Thursday, April 20, 2006

Where Emergent Goes Bad (4) - Some (like McLaren) Open the Door to Universalism

I am not aware if McLaren has actually denied being a Universalist. He certainly never comes out and states that he does believe every person will eventually go to heaven, but I will offer a few extended quotes to demonstrate why so many accuse him of this heresy.

If the Evangelical Jesus saves by dying, the Pentecostal Jesus by sending his Spirit, and the Catholic Jesus by rising from death, the Eastern Orthodox Jesus saves simply by being born, by showing up, by coming among us. In Jesus’ birth, these Christians believe two wonderful things happen. First, God takes the human life of Jesus into God’s own eternal life, and in so doing, Jesus’ people (the Jews), species (the human race), and history (the history of our planet and our whole universe) enter into—are taken up into God’s own life. God’s life, love, joy, and power are so great that all our death, hate, pain, and failures are eradicated, swallowed up, cancelled, extinguished, and overcome by being taken into God. In this way Jesus will ultimately bring blessing to the whole world, to all of creation.[1]

For the first time, through the Eastern Jesus, I began to have a glimpse of how Jesus could indeed be the Saviour not just of a few individual humans, but of the whole world. (In footnote 26 to this statement he adds: By “the whole world,” I do not necessarily mean every individual in it, but rather, I mean the cosmos, creation, the earth in history, not just beyond history.[2]

In another place, McLaren writes:

But what about heaven and hell? you ask. Is everybody in?

My reply: Why do you consider me qualified to make this pronouncement? Isn’t this God’s business? Isn’t it clear that I do not believe this is the right question for a missional Christian to ask? Can’t we talk for a while about God’s will being done on earth as in heaven instead of jumping to how to escape earth and get to heaven as quickly as possible? Can’t we talk for a while about overthrowing and undermining every hellish stronghold in our lives and in our world?[3]

Or this:

The king achieves peace not by shedding the blood of rebels but by—I hope the scandal and wonder of this is not lost because the words may be familiar—shedding his own blood.

And what is the goal of this suffering sacrifice, this self-giving to the point of blood to achieve the pax Christi?
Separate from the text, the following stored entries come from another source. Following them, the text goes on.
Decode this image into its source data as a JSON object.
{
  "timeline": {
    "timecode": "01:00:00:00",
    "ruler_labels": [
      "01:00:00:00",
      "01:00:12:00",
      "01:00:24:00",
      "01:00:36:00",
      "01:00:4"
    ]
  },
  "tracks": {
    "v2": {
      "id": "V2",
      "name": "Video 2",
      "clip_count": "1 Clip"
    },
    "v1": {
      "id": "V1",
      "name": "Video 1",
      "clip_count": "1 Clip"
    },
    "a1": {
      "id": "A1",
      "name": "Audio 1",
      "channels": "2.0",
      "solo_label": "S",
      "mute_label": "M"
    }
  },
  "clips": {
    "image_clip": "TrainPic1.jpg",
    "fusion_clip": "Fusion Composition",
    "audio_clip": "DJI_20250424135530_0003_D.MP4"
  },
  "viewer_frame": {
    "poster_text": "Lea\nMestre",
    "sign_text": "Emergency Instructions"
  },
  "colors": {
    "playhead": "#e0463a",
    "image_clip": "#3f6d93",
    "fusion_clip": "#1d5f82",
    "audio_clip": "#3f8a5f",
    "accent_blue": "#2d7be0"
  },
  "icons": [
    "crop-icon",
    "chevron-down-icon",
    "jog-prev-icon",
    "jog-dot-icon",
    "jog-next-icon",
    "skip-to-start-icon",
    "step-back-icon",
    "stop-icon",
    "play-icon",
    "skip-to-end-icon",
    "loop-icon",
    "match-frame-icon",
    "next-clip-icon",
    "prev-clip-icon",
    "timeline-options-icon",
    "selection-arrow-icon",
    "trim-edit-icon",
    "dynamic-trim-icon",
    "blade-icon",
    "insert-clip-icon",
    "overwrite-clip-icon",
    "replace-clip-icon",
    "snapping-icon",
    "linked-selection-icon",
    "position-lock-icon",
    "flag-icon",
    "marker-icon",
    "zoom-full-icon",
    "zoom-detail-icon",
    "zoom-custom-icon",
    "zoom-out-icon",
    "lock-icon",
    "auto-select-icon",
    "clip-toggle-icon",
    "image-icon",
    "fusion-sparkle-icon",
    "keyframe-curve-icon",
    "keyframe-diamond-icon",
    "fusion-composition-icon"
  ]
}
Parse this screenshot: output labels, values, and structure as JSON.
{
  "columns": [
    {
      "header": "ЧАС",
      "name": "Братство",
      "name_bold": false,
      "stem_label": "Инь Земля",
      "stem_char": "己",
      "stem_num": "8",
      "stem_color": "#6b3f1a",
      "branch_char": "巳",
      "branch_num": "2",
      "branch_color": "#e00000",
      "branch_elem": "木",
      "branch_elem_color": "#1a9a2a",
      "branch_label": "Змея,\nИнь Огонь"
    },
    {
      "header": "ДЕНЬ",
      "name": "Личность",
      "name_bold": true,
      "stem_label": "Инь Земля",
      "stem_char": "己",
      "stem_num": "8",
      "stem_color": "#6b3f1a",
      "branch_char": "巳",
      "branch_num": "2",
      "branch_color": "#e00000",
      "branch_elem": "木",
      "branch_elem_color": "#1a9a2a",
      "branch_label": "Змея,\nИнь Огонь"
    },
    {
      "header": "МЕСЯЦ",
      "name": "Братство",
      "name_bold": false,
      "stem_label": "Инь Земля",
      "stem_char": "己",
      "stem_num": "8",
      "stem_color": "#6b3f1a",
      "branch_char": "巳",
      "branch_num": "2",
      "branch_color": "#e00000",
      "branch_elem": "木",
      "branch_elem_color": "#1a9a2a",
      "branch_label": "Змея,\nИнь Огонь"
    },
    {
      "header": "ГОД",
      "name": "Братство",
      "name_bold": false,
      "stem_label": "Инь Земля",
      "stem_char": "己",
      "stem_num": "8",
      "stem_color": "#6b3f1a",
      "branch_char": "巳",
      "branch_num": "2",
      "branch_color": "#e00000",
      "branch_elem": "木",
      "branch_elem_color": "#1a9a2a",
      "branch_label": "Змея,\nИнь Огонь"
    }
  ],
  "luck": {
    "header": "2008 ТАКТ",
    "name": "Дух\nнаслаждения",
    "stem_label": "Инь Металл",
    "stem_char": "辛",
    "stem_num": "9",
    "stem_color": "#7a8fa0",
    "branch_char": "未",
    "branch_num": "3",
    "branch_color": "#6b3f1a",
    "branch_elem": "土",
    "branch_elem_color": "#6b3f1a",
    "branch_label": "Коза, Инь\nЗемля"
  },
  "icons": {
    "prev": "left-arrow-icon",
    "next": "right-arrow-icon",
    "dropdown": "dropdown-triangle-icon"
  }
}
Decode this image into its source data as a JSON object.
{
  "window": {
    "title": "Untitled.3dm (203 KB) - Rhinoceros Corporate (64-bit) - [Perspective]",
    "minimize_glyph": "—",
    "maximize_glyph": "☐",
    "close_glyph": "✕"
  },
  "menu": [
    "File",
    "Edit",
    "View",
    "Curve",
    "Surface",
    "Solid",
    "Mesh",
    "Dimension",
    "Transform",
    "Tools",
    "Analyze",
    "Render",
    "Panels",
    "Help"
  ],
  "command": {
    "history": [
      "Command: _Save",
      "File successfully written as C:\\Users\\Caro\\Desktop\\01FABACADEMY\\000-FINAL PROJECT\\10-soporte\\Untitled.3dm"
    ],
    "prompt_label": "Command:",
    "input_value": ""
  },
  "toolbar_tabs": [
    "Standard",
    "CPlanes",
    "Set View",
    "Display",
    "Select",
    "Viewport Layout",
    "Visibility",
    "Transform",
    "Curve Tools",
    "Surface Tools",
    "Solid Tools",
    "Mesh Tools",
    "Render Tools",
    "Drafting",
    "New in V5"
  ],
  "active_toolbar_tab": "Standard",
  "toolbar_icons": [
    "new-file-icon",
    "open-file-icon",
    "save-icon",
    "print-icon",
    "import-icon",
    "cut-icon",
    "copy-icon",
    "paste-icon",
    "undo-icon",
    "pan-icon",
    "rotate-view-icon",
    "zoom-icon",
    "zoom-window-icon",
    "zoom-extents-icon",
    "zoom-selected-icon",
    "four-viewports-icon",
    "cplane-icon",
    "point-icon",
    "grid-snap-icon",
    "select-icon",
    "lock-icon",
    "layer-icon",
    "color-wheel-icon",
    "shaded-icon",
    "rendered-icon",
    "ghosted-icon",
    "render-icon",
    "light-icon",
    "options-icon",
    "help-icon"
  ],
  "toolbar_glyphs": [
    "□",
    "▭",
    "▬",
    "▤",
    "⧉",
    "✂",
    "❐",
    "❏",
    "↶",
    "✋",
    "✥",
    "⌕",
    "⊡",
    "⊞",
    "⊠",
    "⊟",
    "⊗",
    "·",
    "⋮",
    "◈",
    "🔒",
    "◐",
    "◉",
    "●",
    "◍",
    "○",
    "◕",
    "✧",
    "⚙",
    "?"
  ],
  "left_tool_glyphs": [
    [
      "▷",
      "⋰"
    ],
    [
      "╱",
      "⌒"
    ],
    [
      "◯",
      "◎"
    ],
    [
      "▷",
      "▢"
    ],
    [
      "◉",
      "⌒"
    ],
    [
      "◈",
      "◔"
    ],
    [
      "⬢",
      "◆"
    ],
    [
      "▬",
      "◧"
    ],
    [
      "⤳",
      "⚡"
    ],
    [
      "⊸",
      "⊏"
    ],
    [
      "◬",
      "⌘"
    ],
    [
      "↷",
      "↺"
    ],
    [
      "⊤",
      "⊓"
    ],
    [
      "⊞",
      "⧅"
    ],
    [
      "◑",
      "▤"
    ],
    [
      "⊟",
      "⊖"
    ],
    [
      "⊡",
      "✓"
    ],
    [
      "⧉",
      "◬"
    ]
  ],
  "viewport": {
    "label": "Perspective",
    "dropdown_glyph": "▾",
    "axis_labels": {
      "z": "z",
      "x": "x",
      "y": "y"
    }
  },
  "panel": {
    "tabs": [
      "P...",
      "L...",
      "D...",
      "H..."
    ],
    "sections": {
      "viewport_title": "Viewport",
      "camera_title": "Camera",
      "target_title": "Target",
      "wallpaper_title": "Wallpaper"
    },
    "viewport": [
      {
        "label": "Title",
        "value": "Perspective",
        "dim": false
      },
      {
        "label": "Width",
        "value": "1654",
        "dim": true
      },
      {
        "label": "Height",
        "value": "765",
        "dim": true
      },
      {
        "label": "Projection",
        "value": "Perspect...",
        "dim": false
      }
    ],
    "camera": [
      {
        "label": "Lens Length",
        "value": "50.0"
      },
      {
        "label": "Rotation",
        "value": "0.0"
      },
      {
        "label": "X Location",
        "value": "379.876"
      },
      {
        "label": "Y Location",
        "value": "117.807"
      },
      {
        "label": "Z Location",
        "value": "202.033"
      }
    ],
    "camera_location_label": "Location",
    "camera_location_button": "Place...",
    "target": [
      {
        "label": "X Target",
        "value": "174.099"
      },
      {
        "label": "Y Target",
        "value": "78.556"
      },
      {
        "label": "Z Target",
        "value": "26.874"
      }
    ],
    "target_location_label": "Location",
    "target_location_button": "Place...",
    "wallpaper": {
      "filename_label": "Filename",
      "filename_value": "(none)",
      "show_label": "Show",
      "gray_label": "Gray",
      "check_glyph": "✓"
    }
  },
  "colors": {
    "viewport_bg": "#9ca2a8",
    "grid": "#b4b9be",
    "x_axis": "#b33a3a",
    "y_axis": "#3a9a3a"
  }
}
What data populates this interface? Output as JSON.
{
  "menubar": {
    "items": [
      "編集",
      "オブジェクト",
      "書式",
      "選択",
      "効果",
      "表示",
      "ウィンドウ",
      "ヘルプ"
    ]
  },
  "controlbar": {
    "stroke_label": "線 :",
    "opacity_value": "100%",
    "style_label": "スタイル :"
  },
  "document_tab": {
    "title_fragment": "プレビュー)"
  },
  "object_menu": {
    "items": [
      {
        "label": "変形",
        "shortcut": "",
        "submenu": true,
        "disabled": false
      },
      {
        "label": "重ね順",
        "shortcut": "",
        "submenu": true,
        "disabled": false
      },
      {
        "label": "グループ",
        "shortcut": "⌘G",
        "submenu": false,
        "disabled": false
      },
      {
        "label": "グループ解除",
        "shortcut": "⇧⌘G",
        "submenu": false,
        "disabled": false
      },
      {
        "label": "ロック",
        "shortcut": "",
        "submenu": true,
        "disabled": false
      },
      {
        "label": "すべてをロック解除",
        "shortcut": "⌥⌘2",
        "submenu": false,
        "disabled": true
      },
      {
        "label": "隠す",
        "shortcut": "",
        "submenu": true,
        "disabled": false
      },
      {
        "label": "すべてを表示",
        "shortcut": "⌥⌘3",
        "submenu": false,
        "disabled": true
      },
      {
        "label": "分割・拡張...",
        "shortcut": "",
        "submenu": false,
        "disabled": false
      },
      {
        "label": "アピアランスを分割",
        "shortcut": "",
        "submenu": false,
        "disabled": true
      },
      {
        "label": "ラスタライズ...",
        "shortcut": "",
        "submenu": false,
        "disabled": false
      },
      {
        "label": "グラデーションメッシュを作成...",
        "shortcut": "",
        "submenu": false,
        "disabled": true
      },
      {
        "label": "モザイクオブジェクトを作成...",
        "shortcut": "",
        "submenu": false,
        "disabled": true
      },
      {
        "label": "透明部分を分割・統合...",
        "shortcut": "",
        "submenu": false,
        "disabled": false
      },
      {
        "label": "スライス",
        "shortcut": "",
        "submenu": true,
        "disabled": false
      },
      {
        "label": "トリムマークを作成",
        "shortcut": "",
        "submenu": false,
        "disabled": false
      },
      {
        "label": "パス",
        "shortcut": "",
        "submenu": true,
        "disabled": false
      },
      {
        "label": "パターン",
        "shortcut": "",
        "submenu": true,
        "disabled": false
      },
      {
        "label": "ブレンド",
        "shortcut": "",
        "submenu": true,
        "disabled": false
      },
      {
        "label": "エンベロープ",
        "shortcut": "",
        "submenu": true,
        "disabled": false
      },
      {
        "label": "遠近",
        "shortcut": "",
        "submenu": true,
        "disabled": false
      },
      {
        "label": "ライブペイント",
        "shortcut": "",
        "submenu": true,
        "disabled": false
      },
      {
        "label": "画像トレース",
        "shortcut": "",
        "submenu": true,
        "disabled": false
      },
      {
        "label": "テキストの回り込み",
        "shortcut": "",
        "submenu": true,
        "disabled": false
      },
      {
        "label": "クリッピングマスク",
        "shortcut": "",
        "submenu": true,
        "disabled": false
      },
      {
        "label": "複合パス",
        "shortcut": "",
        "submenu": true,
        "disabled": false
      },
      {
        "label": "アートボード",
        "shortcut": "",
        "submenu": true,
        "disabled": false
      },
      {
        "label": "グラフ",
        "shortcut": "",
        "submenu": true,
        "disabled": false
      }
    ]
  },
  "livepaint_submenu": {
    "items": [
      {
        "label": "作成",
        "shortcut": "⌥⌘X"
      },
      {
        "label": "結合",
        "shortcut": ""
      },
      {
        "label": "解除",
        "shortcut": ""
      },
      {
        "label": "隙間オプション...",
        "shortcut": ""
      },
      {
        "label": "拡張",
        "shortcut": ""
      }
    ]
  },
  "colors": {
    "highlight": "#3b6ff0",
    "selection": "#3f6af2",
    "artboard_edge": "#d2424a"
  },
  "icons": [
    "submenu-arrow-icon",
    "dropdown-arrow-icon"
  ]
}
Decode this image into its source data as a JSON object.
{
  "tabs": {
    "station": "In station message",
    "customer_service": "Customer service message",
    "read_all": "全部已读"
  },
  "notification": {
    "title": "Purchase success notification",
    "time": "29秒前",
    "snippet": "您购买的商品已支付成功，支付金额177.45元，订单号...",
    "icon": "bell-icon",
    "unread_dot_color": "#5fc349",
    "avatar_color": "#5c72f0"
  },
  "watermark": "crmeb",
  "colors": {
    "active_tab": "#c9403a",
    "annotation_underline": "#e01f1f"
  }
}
It is a new and lasting reconciliation between humanity and God, and among all the at-odds individuals and groups that comprise humanity. In another letter, Paul said it like this: “Old distinctions like Jew and Gentile, slave and free, male and female no longer exist, for you are all one in Christ” (see Galatians 3:28). Today, he might speak of reconciliation of the war veteran with the pacifist protester. The tattooed and pierced granddaughter / with her prim and proper grandmother. The Orthodox with the Catholics, and Pentecostals with Baptists. Christians with Jews and Muslims and Hindus. Tutsi with Hutu and both with Twa. Right-wing Republicans with left-wing Democrats. Believers with doubters.

What is this set of reconciled relationships other than the kingdom of God?[4]

McLaren includes other statements that appear to suggest (to some degree!) that he is not a Universalist, although he never fully comes out and says that he is not. But even if that is the case, I find it deeply perplexing that he would write the way he does in the first place.[5]

[1] Orthodoxy, 56.

[2] Orthodoxy, 59 and footnote 26.

[3] Orthodoxy, 112.

[4] Brian McLaren, The Secret Message of Jesus: Uncovering the Truth That Could Change Everything (Nashville, Tennessee: W Publishing Group/Thomas Nelson, 2006) 99-100.

[5] I will comment more on this in the appendix entitled, “Was Jesus Purposefully Confusing?” Please remember, I know that McLaren is not the official spokesperson for Emergent – but he is intimately associated with the movement and remains its “face” on a popular level. These kinds of reckless statements must therefore be addressed. And I would argue that universalism is heresy.